"But you're not going to hang this man until you get this statement over from Canada?"

    "Don't be absurd, Inspector, don't be absurd! If a Secretary of State were to be influenced by newspaper reports where would he be, eh? Did you read the last paragraph?"

    Bliss took up the paper again and saw, later: 'The man Lavinski died before he could sign the statement he had made before Mr. Prideaux.'

    "Let me tell you, sir"—Mr. Strathpenner wagged an admonitory finger—"His Majesty's Secretary of State is not to be influenced by wild-cat stories of this kind...by newspaper reports, by—ahem—hearsay evidence as it were! What are we to do? I ask you! On the unsigned deposition of a—er—convicted murderer caught in the act. Release this man Benner?"

    "You could grant him a respite, sir," interrupted Bliss.

    Mr. Strathpenner sat back in his chair and his tone became icy.

    "I am not asking your advice, Inspector...If I lose my pocket-book or my watch I have no doubt your advice will be invaluable—ahem—to secure its recovery. Thank you, Inspector."

    He waved Bliss from the room. The detective went across to Scotland Yard, but Walford had gone. The only thing he knew was that the death-warrant had not been signed. It is part of the Home Secretary's duty to affix his name to a document that will send a fellow-creature from this life, and one of the bravest men who ever sat in a Cabinet refused the second offer of the office for this reason.

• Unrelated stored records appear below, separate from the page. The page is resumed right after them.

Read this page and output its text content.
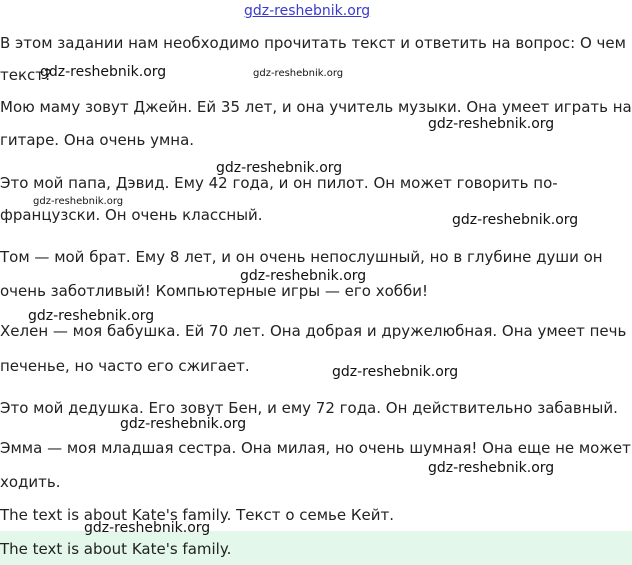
В этом задании нам необходимо прочитать текст и ответить на вопрос: О чем

текст?

Мою маму зовут Джейн. Ей 35 лет, и она учитель музыки. Она умеет играть на

гитаре. Она очень умна.

Это мой папа, Дэвид. Ему 42 года, и он пилот. Он может говорить по-

французски. Он очень классный.

Том — мой брат. Ему 8 лет, и он очень непослушный, но в глубине души он

очень заботливый! Компьютерные игры — его хобби!

Хелен — моя бабушка. Ей 70 лет. Она добрая и дружелюбная. Она умеет печь

печенье, но часто его сжигает.

Это мой дедушка. Его зовут Бен, и ему 72 года. Он действительно забавный.

Эмма — моя младшая сестра. Она милая, но очень шумная! Она еще не может

ходить.

The text is about Kate's family. Текст о семье Кейт.

The text is about Kate's family.
gdz-reshebnik.org
gdz-reshebnik.org	gdz-reshebnik.org
gdz-reshebnik.org
gdz-reshebnik.org
gdz-reshebnik.org
gdz-reshebnik.org
gdz-reshebnik.org
gdz-reshebnik.org
gdz-reshebnik.org
gdz-reshebnik.org
gdz-reshebnik.org
gdz-reshebnik.org
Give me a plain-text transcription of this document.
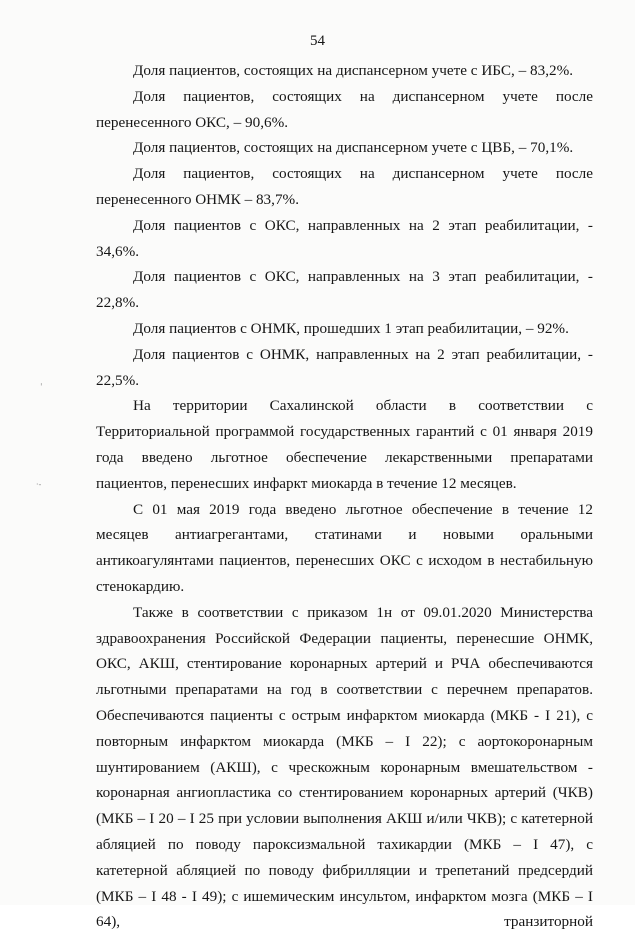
54
ˈ
·-

Доля пациентов, состоящих на диспансерном учете с ИБС, – 83,2%.

Доля пациентов, состоящих на диспансерном учете после перенесенного ОКС, – 90,6%.

Доля пациентов, состоящих на диспансерном учете с ЦВБ, – 70,1%.

Доля пациентов, состоящих на диспансерном учете после перенесенного ОНМК – 83,7%.

Доля пациентов с ОКС, направленных на 2 этап реабилитации, - 34,6%.

Доля пациентов с ОКС, направленных на 3 этап реабилитации, - 22,8%.

Доля пациентов с ОНМК, прошедших 1 этап реабилитации, – 92%.

Доля пациентов с ОНМК, направленных на 2 этап реабилитации, - 22,5%.

На территории Сахалинской области в соответствии с Территориальной программой государственных гарантий с 01 января 2019 года введено льготное обеспечение лекарственными препаратами пациентов, перенесших инфаркт миокарда в течение 12 месяцев.

С 01 мая 2019 года введено льготное обеспечение в течение 12 месяцев антиагрегантами, статинами и новыми оральными антикоагулянтами пациентов, перенесших ОКС с исходом в нестабильную стенокардию.

Также в соответствии с приказом 1н от 09.01.2020 Министерства здравоохранения Российской Федерации пациенты, перенесшие ОНМК, ОКС, АКШ, стентирование коронарных артерий и РЧА обеспечиваются льготными препаратами на год в соответствии с перечнем препаратов. Обеспечиваются пациенты с острым инфарктом миокарда (МКБ - I 21), с повторным инфарктом миокарда (МКБ – I 22); с аортокоронарным шунтированием (АКШ), с чрескожным коронарным вмешательством - коронарная ангиопластика со стентированием коронарных артерий (ЧКВ) (МКБ – I 20 – I 25 при условии выполнения АКШ и/или ЧКВ); с катетерной абляцией по поводу пароксизмальной тахикардии (МКБ – I 47), с катетерной абляцией по поводу фибрилляции и трепетаний предсердий (МКБ – I 48 - I 49); с ишемическим инсультом, инфарктом мозга (МКБ – I 64), транзиторной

    Mr. Strathpenner, at any rate, was not in any way distressed by his duty. He had summoned the Judge who had tried the case to meet him the next day, and he went back to his house in Crowborough that night without a single qualm or misgiving.

    He was a widower; lived alone—except for a large staff of servants, which included a French chef, and he dined, a solitary figure in the big mahogany-panelled dining-room, a large German philosophical work propped up before him for he was an excellent linguist and had a weakness for shallow philosophies if they were propounded with sufficient pretentiousness.

    He was so reading at the end of his meal when the visitor was announced. Mr. Strathpenner looked at the card suspiciously. It read: "Mr. James Hagger, 14, High Street, Crouchstead."

    Now, Crouchstead was the West of England constituency which had the honour of being represented in Parliament by the Home Secretary, and, since he held his seat by the narrowest of majorities, he resisted the temptation to send the message which rose too readily to his lips.

    "All right, show him in here."

    He looked at the card again. Who was Mr. Hagger? Probably somebody very important in Crouchstead; somebody he had shaken hands with, probably. An important member of the Crouchstead Freedom Club, likely enough. Sir. Strathpenner loathed Crouchstead and all its social manifestations; yet he screwed a smile into his face when Mr. Hagger was ushered to his presence.

    The visitor proved to be a very respectably dressed man, with a heavy black moustache which drooped beneath chin level.

    "You remember me, sir?" His voice was deep and solemn. "I met you at the Freedom banquet. I'm the secretary of the Young Workers' League."

    Oh, it was the Young Workers' League, was it, thought Mr. Strathpenner. He had almost forgotten its existence.

    "Of course...naturally...sit down, Mr. Hagger. Will you have a glass of port?"

    Mr. Hagger deposited his hat carefully on the floor.

    "No, sir, thank you, I'm a lifelong abstainer. I neither touch, taste, nor handle. Of course, I realise that a gentleman like you has to have likker in the 'ouse.